La Tribune a écrit :Bruxelles valide le plan de relance autoroutier de 3,2 milliards d'euros
Les sociétés d'autoroutes s'engagent à investir 3,2 milliards d'euros dans la maintenance et la mise aux normes environnementales du réseau autoroutier français. Cette annonce intervient au moment où le gouvernement veut taxer leurs profits...
La Commission européenne devrait avaliser prochainement 3,2 milliards d'euros sur les 3,6 milliards au total du plan de relance autoroutier, qui prévoit que les sociétés concessionnaires engagent des travaux en échange d'un allongement de la durée de leurs concessions, selon le quotidien Les Echos.
Selon les informations des Echos, "la Commission européenne devrait avaliser dans les prochains jours 3,2 milliards d'euros sur les 3,6 milliards (répartis sur 26 opérations) que prévoyait ce programme mis au point l'été dernier".
Climat glacial
Si elle est actée, cette décision va tomber dans un climat glacial entre les autoroutiers et le gouvernement, avec l'abandon de l'écotaxe, et les velléités réaffirmées de la ministre de l'Ecologie, Ségolène Royal, d'y remédier au niveau budgétaire en taxant les profits des concessionnaires.

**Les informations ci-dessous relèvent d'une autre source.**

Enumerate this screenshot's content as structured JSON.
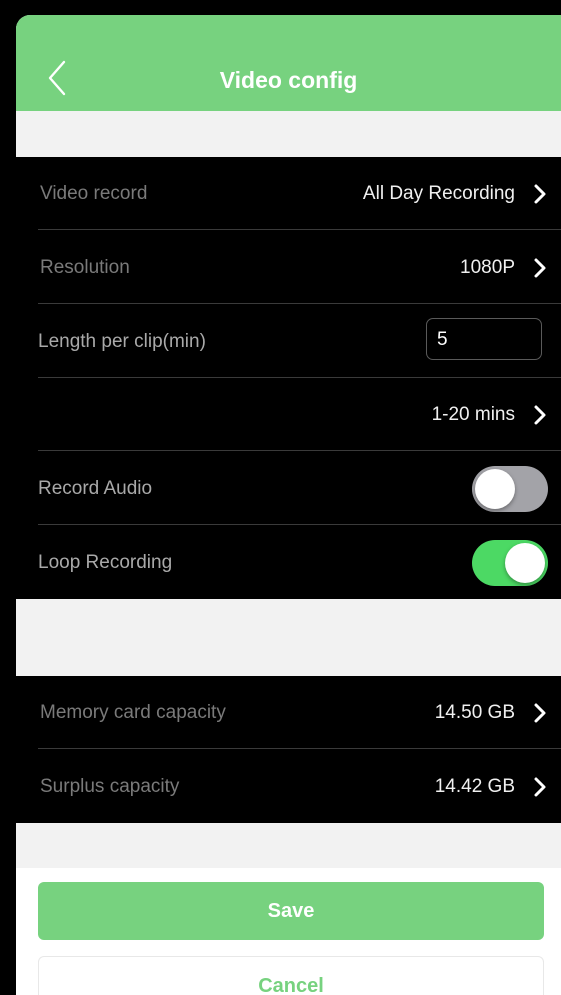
{
  "header": {
    "title": "Video config",
    "back_icon": "chevron-left-icon",
    "background_color": "#77d27f"
  },
  "recording": {
    "video_record": {
      "label": "Video record",
      "value": "All Day Recording"
    },
    "resolution": {
      "label": "Resolution",
      "value": "1080P"
    },
    "clip_length": {
      "label": "Length per clip(min)",
      "value": "5"
    },
    "clip_range": {
      "value": "1-20 mins"
    },
    "record_audio": {
      "label": "Record Audio",
      "enabled": false
    },
    "loop_recording": {
      "label": "Loop Recording",
      "enabled": true
    }
  },
  "storage": {
    "memory_card": {
      "label": "Memory card capacity",
      "value": "14.50 GB"
    },
    "surplus": {
      "label": "Surplus capacity",
      "value": "14.42 GB"
    }
  },
  "actions": {
    "save_label": "Save",
    "cancel_label": "Cancel"
  },
  "colors": {
    "accent": "#77d27f",
    "toggle_on": "#4cd964",
    "toggle_off": "#a3a3a8"
  }
}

Ce plan, en discussion entre l'État et les sociétés concessionnaires d'autoroutes depuis plus de deux ans, prévoit des travaux de sécurisation, parkings relais pour les routiers, parkings d'autopartage, lien entre autoroutes et réseau secondaire.
15.000 emplois créés
Le but est d'adapter les infrastructures aux évolutions du trafic et donc à le fluidifier, à améliorer la sécurité des usagers ou encore à réaliser des travaux de mise aux normes environnementales. Le montant total de 3,6 milliards d'euros est à la charge exclusive des concessionnaires autoroutiers.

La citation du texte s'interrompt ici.